Step 4: Scoop and Shape
Using a tablespoon or small scoop, portion the mixture onto your baking sheet. Then, use the bottom of a small bowl or glass to gently flatten each scoop into a tot-like shape.
Step 5: Bake and Flip
Bake for 18 minutes total, flipping the tots halfway through (around the 9-minute mark) so they get crispy on both sides. You’re looking for a nice golden-brown finish.

Tips & Tricks
- Air Fryer Option: These do great in the air fryer! Try 375°F for about 8–10 minutes, flipping once.
- Double the Batch: These go fast, especially if you’re feeding kids or snack-loving partners. Double the recipe and freeze some for later.
- Add-ins to Try: Mix in a bit of garlic powder, chopped fresh herbs (like parsley or basil), or even a pinch of chili flakes if you like a little heat.
- Serve With: Marinara for dipping, a dollop of sour cream (or Greek yogurt), or alongside grilled chicken or burgers.

Make-Ahead and Freezer Friendly
You can totally make these ahead of time. Once cooled, store them in an airtight container in the fridge for up to 4 days. To freeze, lay them in a single layer on a baking sheet, freeze until firm, then transfer to a zip-top bag. Reheat in the oven or air fryer until warm and crispy.
Serving Ideas
These zucchini tots are the ultimate flex snack.
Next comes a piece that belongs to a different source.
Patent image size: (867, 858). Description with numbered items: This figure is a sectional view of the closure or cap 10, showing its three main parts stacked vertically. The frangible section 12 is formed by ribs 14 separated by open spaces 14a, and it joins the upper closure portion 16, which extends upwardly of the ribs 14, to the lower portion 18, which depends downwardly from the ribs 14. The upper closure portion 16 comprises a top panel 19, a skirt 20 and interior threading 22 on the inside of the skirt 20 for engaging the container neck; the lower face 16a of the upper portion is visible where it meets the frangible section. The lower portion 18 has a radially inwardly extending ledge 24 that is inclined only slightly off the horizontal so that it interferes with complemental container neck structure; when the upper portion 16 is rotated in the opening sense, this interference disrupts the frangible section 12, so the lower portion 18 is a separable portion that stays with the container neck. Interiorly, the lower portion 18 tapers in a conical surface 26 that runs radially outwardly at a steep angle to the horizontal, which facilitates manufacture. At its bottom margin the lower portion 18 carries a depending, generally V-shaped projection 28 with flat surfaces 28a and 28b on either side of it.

Here are a few ways to serve them:
- As an appetizer: Add a dipping sauce like marinara, ranch, or spicy mayo.
- Alongside dinner: Great with burgers, grilled chicken, or even soup.
- As a lunchbox item: They hold up well and are delicious at room temp.
- Weekend brunch board: Add them to a cozy brunch spread with fruit, eggs, and coffee.
A Quick Note on Picky Eaters

If you’ve got a kiddo who’s suspicious of green food, these tots are a clever workaround. The zucchini kind of disappears into the mix, especially once it’s shredded, drained, and baked with cheese and breadcrumbs. You can even pulse the mixture briefly in a food processor to achieve a more uniform texture.
These Zucchini Tots are one of those little recipes that just quietly makes your day easier. They’re fast to prep, don’t require a trip to the store, and feel like a win every time you pull them out of the oven.
Whether you’re trying to eat more vegetables, feed your family better, or just want a cozy little bite of something that feels good and tastes even better, these are worth adding to your rotation.
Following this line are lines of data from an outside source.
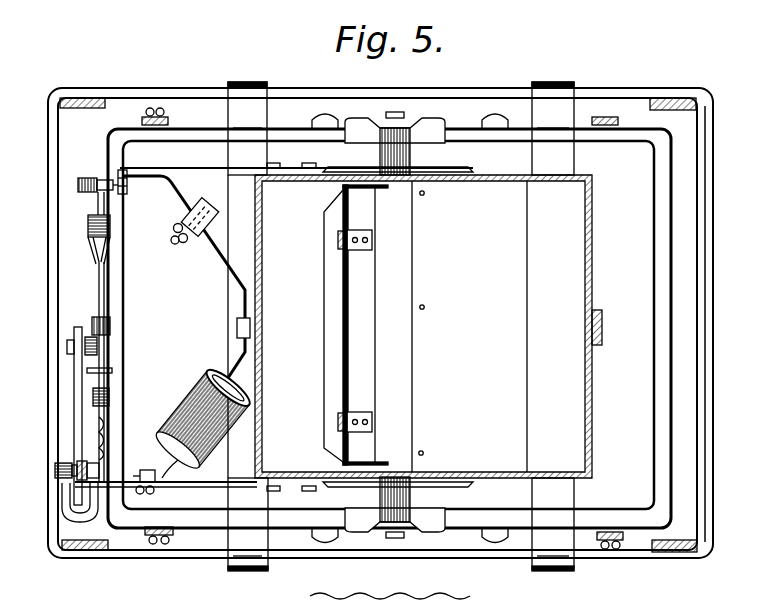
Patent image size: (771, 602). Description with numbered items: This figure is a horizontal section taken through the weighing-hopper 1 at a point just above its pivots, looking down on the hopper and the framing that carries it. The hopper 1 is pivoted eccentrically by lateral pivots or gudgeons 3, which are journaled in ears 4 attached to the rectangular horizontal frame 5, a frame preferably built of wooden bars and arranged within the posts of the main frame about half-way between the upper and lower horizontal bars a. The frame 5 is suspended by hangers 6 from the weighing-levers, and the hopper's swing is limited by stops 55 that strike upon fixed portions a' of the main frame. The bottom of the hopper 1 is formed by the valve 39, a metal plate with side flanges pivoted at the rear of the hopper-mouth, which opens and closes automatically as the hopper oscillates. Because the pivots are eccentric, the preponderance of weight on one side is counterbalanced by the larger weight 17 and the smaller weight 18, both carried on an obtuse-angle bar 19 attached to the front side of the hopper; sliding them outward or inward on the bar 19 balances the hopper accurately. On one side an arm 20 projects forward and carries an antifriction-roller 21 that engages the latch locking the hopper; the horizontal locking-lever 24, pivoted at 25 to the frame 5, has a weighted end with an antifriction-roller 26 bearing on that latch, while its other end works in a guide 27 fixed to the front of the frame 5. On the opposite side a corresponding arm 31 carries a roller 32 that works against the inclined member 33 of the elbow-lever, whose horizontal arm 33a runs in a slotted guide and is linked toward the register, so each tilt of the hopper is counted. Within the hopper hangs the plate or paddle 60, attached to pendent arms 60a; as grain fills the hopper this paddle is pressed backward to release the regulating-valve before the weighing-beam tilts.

The horizontal top and bottom bars a is at (379, 323).
The fixed portions of the main frame a' is at (418, 326).
The weighing-hopper 1 is at (259, 229).
The lateral pivots or gudgeons 3 is at (380, 162).
The ears 4 is at (432, 132).
The rectangular horizontal frame 5 is at (656, 168).
The hangers 6 is at (168, 122).
The larger weight 17 is at (203, 408).
The smaller weight 18 is at (203, 210).
The obtuse-angle bar 19 is at (224, 263).
The arm 20 is at (296, 318).
The antifriction-roller 21 is at (93, 169).
The locking-lever 24 is at (83, 372).
The pivot 25 is at (92, 326).
The antifriction-roller 26 is at (95, 226).
The guide 27 is at (110, 392).
The arm 31 is at (166, 485).
The roller 32 is at (98, 518).
The arm or member of the elbow-lever 33 is at (62, 476).
The horizontal arm of the elbow-lever 33a is at (78, 408).
The valve 39 is at (453, 326).
The stops 55 is at (602, 327).
The plate or paddle 60 is at (338, 337).
The arms 60a is at (322, 428).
Crispy, Cheesy Zucchini Tots
Ingredients
- 1 cup zucchini grated
- 1 large egg
- ¼ cup sharp cheddar cheese finely shredded
- ⅓ cup Italian breadcrumbs
- 1 tbsp grated parmesan
- 1 tsp minced onion
- Salt and pepper to taste
Instructions
- Preheat oven to 400°F. Spray a baking sheet with cooking spray.
- Grate zucchini and squeeze out as much water as possible using a clean towel.
- In a bowl, mix zucchini, egg, cheddar, breadcrumbs, parmesan, onion, salt, and pepper.
- Scoop mixture onto baking sheet using a tablespoon. Flatten each scoop gently.
- Bake for 18 minutes, flipping halfway through, until golden brown.